Single by the Ronettes
- B-side: "When I Saw You"
- Released: October 1966
- Genre: Pop
- Length: 3:00
- Label: Philles
- Songwriters: Jeff Barry; Ellie Greenwich; Phil Spector;
- Producer: Jeff Barry

The Ronettes singles chronology
| "Is This What I Get for Loving You?" (1965) | "I Can Hear Music" (1966) | "You Came, You Saw, You Conquered!" (1969) |

Official audio
- "I Can Hear Music" on YouTube

= I Can Hear Music =

1966 song by The Ronettes

"I Can Hear Music" is a song written by Jeff Barry, Ellie Greenwich and Phil Spector for American girl group the Ronettes (credited as The Ronettes Featuring Veronica) in 1966. This version spent one week on the Billboard Pop chart at number 100. In early 1969, the Beach Boys released a cover version as a single from their album 20/20 (1969), peaking at number 24 in the US.

Cash Box said that "Ronnie sings a strong lead throughout the teen-oriented, emotion filled tune which is effectively backed by throbbing sounds." Record World described it as a "slow but torrid goodie."

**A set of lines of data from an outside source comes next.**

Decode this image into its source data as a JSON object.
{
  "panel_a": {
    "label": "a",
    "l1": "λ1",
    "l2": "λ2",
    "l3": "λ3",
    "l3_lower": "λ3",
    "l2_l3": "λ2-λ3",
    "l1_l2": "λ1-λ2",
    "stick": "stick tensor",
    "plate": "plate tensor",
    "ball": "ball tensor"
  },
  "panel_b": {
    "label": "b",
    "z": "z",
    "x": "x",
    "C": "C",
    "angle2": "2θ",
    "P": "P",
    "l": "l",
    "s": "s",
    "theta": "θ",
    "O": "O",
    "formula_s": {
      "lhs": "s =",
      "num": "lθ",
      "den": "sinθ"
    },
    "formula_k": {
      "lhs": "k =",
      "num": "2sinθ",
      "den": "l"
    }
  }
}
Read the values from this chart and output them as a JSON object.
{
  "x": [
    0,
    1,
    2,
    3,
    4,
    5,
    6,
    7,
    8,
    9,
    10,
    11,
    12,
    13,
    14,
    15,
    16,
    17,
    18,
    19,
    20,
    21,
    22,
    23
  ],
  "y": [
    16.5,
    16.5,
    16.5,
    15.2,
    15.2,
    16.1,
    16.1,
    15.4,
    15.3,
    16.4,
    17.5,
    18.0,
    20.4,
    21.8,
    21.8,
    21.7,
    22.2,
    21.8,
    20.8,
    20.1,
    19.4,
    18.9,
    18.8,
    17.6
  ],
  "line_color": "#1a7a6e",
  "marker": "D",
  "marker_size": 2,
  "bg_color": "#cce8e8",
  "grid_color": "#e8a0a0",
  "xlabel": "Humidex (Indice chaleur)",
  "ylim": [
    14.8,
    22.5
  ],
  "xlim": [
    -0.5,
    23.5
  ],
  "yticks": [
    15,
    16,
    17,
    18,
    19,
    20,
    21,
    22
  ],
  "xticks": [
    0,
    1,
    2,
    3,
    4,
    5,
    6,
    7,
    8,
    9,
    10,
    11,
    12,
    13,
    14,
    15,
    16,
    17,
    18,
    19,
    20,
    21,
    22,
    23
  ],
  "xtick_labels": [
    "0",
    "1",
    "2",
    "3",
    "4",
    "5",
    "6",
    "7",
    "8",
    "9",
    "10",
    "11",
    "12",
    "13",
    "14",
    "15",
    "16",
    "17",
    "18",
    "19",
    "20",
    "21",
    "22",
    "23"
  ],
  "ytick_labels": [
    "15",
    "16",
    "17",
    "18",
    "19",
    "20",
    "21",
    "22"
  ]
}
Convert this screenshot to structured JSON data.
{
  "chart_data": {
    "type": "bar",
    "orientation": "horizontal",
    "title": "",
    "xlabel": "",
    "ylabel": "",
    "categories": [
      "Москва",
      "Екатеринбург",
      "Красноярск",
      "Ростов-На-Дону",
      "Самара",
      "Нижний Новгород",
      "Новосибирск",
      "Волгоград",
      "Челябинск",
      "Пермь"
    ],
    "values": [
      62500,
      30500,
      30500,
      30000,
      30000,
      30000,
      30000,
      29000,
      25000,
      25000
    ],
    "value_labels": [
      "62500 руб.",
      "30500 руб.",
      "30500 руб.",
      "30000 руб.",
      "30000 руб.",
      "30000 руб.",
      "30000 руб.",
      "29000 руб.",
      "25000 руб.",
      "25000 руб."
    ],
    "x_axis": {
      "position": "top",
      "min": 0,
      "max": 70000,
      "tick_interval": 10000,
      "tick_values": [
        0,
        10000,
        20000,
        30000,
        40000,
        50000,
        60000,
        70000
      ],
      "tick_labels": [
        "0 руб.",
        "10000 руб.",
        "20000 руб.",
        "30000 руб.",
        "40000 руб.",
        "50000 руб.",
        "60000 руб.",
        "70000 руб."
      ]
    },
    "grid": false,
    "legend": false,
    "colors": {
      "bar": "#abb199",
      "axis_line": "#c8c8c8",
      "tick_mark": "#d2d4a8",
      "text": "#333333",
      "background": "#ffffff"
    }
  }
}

==The Beach Boys version==

"I Can Hear Music" was covered by the American rock band the Beach Boys, released on their 1969 album 20/20 with Carl Wilson on lead vocals. This version peaked at No. 24 on the US Billboard Hot 100 (their final top 40 hit until 1976). The song did best in Europe, reaching number 10 in the United Kingdom.

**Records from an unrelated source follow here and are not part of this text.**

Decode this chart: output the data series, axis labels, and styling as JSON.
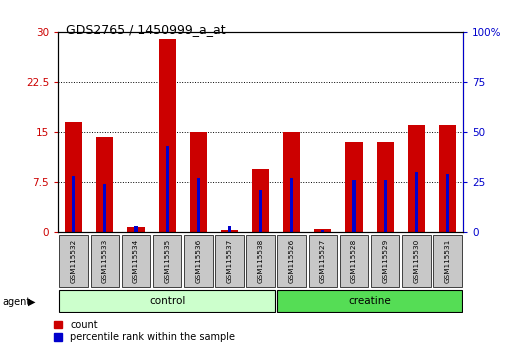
{
  "title": "GDS2765 / 1450999_a_at",
  "categories": [
    "GSM115532",
    "GSM115533",
    "GSM115534",
    "GSM115535",
    "GSM115536",
    "GSM115537",
    "GSM115538",
    "GSM115526",
    "GSM115527",
    "GSM115528",
    "GSM115529",
    "GSM115530",
    "GSM115531"
  ],
  "counts": [
    16.5,
    14.3,
    0.8,
    29.0,
    15.0,
    0.3,
    9.5,
    15.0,
    0.5,
    13.5,
    13.5,
    16.0,
    16.0
  ],
  "percentiles": [
    28,
    24,
    3,
    43,
    27,
    3,
    21,
    27,
    1,
    26,
    26,
    30,
    29
  ],
  "count_color": "#cc0000",
  "percentile_color": "#0000cc",
  "ylim_left": [
    0,
    30
  ],
  "ylim_right": [
    0,
    100
  ],
  "yticks_left": [
    0,
    7.5,
    15,
    22.5,
    30
  ],
  "yticks_right": [
    0,
    25,
    50,
    75,
    100
  ],
  "ytick_labels_left": [
    "0",
    "7.5",
    "15",
    "22.5",
    "30"
  ],
  "ytick_labels_right": [
    "0",
    "25",
    "50",
    "75",
    "100%"
  ],
  "group_labels": [
    "control",
    "creatine"
  ],
  "group_colors_light": [
    "#ccffcc",
    "#55dd55"
  ],
  "group_ranges": [
    [
      0,
      7
    ],
    [
      7,
      13
    ]
  ],
  "bg_color": "#ffffff"
}
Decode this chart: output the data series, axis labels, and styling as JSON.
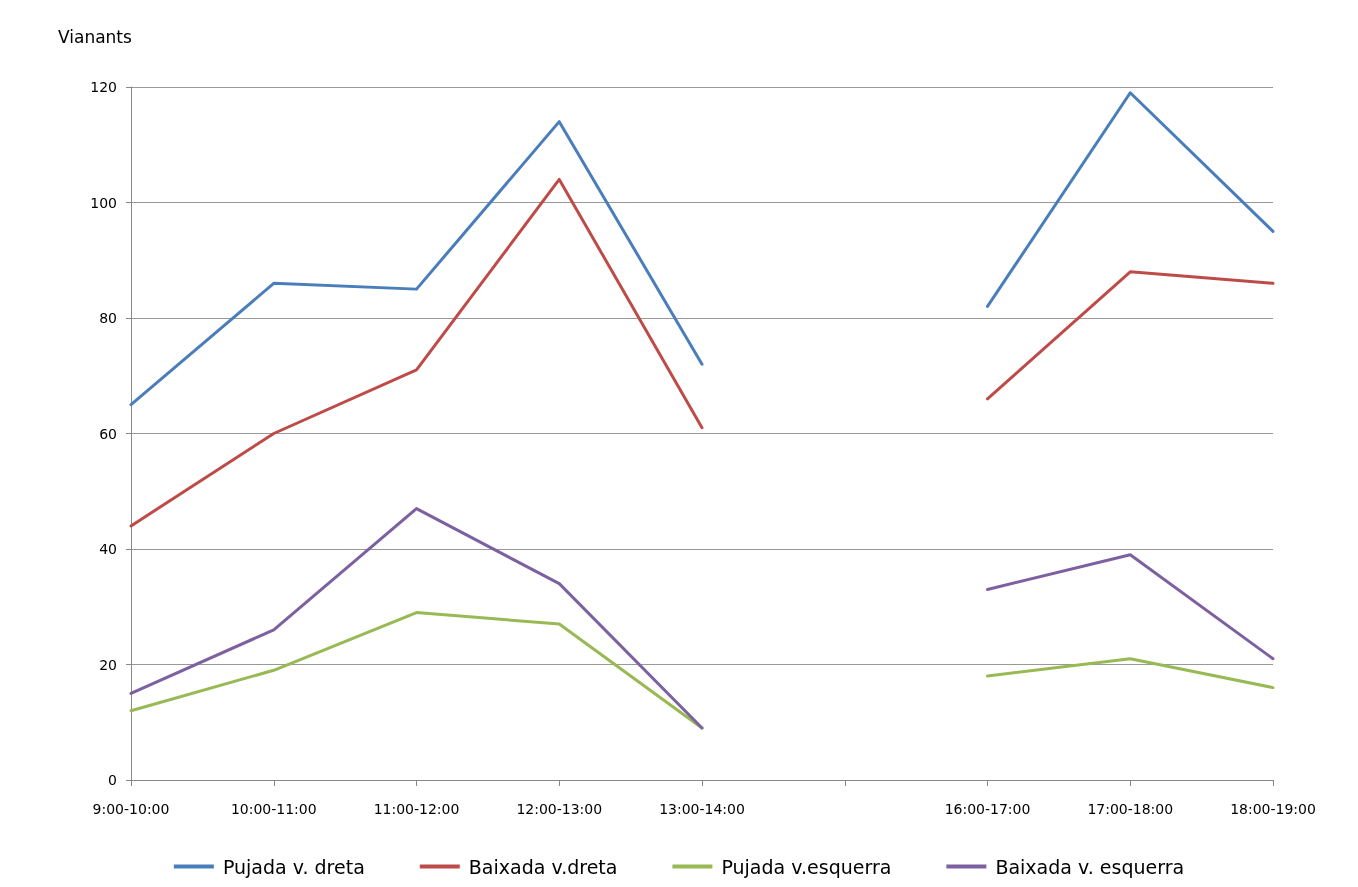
{
  "chart_data": {
    "type": "line",
    "ylabel": "Vianants",
    "categories": [
      "9:00-10:00",
      "10:00-11:00",
      "11:00-12:00",
      "12:00-13:00",
      "13:00-14:00",
      null,
      "16:00-17:00",
      "17:00-18:00",
      "18:00-19:00"
    ],
    "series": [
      {
        "name": "Pujada v. dreta",
        "color": "#4a7ebb",
        "values": [
          65,
          86,
          85,
          114,
          72,
          null,
          82,
          119,
          95
        ]
      },
      {
        "name": "Baixada v.dreta",
        "color": "#be4b48",
        "values": [
          44,
          60,
          71,
          104,
          61,
          null,
          66,
          88,
          86
        ]
      },
      {
        "name": "Pujada v.esquerra",
        "color": "#98b954",
        "values": [
          12,
          19,
          29,
          27,
          9,
          null,
          18,
          21,
          16
        ]
      },
      {
        "name": "Baixada v. esquerra",
        "color": "#7d60a0",
        "values": [
          15,
          26,
          47,
          34,
          9,
          null,
          33,
          39,
          21
        ]
      }
    ],
    "ylim": [
      0,
      120
    ],
    "yticks": [
      0,
      20,
      40,
      60,
      80,
      100,
      120
    ],
    "grid": "y",
    "legend": "bottom",
    "marker": "none",
    "line_style": "solid"
  }
}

Within the US and Canada, it peaked on playlists in the top 5 in Boston, Houston and Dallas; No. 7 in New York and Chicago (WCFL); No. 8 in Toronto and San Diego, No. 9 in Seattle; No. 10 in Vancouver and Indianapolis; No. 11 in Los Angeles, Louisville, Providence, and Chicago (WLS); No. 12 in Milwaukee and Columbus.

===Personnel===
Credits from Craig Slowinski, and 20/20 liner notes.

The Beach Boys
- Al Jardine – backing vocals, guitar, handclaps
- Mike Love – backing vocals, handclaps
- Carl Wilson – lead vocals, guitar, handclaps, producer, tambourine?
- Dennis Wilson — drums, piano, handclaps
- Bruce Johnston – backing vocals, bass, Fender Rhodes electric piano, handclaps

Additional personnel
- Steve Desper – engineer
- Mike Kowalski – snare drum, sleigh bells

===Chart history===

| Chart (1969) | Peak position |
|---|---|
| Australia (Go-Set) | 13 |
| Canada RPM Top Singles | 34 |
| Chile | 12 |
| Germany | 13 |
| Ireland (IRMA) | 15 |
| Malaysia | 6 |
| Netherlands | 6 |
| New Zealand (Listener) | 11 |
| Poland | 7 |
| Sweden | 5 |
| UK Singles (OCC) | 10 |
| U.S. Billboard Hot 100 | 24 |
| U.S. Cash Box Top 100 | 20 |
| U.S. Record World | 20 |

==Larry Lurex version==

In 1973, Larry Lurex, the solo stage name of Freddie Mercury, recorded "I Can Hear Music" on the EMI label. His version peaked at #115 on the U.S. Billboard Bubbling Under the Hot 100 chart.

==Kathy Troccoli version==
In 1996, the Beach Boys rerecorded the song, with contemporary Christian singer Kathy Troccoli on lead vocals, for their country album Stars and Stripes Vol. 1.